Related Blog Entries

7 Comments

  • Rick O's Gravatar
    Posted By
    Rick O | 8/25/06 2:37 PM
    You probably want to be doing a UNION ALL instead of a UNION. It eliminates the merging and sorting of a plain UNION, speeding it up by turning it into what amounts to query concatenation. (And since your sourceTable column will prevent cross-table duplicates, there's no reason not to.)
  • Rick O's Gravatar
    Posted By
    Rick O | 8/25/06 2:47 PM
    Also, as a third option, you could grab the top items in each table, union them, then grab the top of those. This means that you would be reducing the UNION ALL from two (possibly huge) tables to two one-row tables.

    I just ran a test on some fairly large tables here and saw a significant performance boost. The first way (huge UNION) returned a row in 0:48, while the second way (tiny UNION) returned a row in 0:29.

    SELECT TOP 1 fname, lname, sourceTable, dateAdded FROM (
    SELECT fname, lname, 'Portal' AS sourceTable, dateAdded FROM (
    SELECT TOP 1 fname, lname, sourceTable, dateAdded
    FROM portalUsers
    WHERE (unApproved = 1)
    ORDER BY dateAdded DESC
    ) AS a
    UNION ALL
    SELECT fname, lname, 'Intranet' AS sourceTable, dateAdded FROM (
    SELECT TOP 1 fname, lname, sourceTable, dateAdded
    FROM intranetUsers
    WHERE (unApproved = 1)
    ORDER BY dateAdded DESC
    ) AS b
    ) AS c
    ORDER BY dateAdded DESC

    It certainly adds to the query complexity, but for large-table situations, it may make a big difference.
  • mkruger's Gravatar
    Posted By
    mkruger | 8/25/06 2:53 PM
    Excellent - thanks Rick - great stuff...
  • ep's Gravatar
    Posted By
    ep | 6/12/08 4:42 PM
    Can't you jsut do...

    SELECT TOP 200 * FROM
    (
    SELECT field FROM table1 WHERE (field= 'ahaaaa')
    UNION
    SELECT field FROM table2 WHERE (field= 'ahaaaa')
    ) as result
  • Anny's Gravatar
    Posted By
    Anny | 1/16/09 7:05 AM
    Great Post ! Would be great if you share more posts on mssql
  • Amaran Athigaman's Gravatar
    Posted By
    Amaran Athigaman | 2/19/09 11:55 PM
    I tried this , its working too

    SELECT TOP 200 * FROM
    (
    SELECT field FROM table1 WHERE (field= 'ahaaaa')
    UNION
    SELECT field FROM table2 WHERE (field= 'ahaaaa')
    ) as result

    what does this actually do, does it create any Dataset or anything..will this affect performance??.. whats the difference between this and inLineView.?
  • David's Gravatar
    Posted By
    David | 12/21/09 11:42 AM
    Wow, information on this was hard to find.

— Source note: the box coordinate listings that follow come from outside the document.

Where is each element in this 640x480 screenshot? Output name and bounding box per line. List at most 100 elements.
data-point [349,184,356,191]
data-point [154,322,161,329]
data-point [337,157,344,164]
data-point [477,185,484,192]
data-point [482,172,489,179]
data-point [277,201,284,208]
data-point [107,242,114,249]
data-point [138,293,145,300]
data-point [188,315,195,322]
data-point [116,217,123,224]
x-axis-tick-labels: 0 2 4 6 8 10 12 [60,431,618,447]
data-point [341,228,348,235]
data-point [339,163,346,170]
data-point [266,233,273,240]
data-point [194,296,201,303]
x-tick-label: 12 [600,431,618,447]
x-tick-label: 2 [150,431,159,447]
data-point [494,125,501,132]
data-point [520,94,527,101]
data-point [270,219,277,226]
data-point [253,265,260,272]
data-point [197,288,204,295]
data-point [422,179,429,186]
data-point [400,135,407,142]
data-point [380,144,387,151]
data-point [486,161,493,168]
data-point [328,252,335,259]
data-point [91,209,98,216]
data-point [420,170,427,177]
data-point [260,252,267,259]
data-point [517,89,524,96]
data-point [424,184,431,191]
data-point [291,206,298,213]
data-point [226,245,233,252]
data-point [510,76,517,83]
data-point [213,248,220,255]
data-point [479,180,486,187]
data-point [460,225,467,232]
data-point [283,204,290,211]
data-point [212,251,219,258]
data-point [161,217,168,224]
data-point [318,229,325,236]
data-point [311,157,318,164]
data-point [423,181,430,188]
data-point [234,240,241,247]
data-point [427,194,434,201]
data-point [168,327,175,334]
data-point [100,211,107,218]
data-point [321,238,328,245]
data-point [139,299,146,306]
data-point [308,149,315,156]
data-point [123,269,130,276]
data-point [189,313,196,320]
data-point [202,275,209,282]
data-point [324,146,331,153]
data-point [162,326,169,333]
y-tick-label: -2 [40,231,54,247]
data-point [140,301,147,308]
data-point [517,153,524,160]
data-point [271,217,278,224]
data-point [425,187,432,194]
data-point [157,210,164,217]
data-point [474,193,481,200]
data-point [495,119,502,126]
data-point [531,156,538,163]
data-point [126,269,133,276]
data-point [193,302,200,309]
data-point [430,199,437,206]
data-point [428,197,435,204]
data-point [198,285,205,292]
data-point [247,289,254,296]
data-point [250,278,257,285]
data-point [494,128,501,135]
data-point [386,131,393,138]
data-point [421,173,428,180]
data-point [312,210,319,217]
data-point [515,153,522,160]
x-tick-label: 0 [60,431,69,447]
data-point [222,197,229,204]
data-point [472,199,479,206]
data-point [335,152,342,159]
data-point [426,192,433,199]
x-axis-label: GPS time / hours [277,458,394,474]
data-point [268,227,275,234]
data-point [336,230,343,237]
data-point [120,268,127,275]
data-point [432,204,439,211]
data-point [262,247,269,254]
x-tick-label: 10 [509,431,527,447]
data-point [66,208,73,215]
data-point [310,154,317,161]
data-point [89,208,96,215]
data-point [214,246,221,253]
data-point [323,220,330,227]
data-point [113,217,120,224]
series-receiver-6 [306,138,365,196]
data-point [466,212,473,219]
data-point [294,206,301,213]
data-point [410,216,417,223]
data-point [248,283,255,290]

I was getting that same error you described "NOTE: The subselect alias is required ("AS inLineView"). If you do not alias the subselect the query will error out - but there will be little indication in the error why it's throwing an exception." - thanks for helping me out! No idea why an alias would solve that error, but hey, whatever works!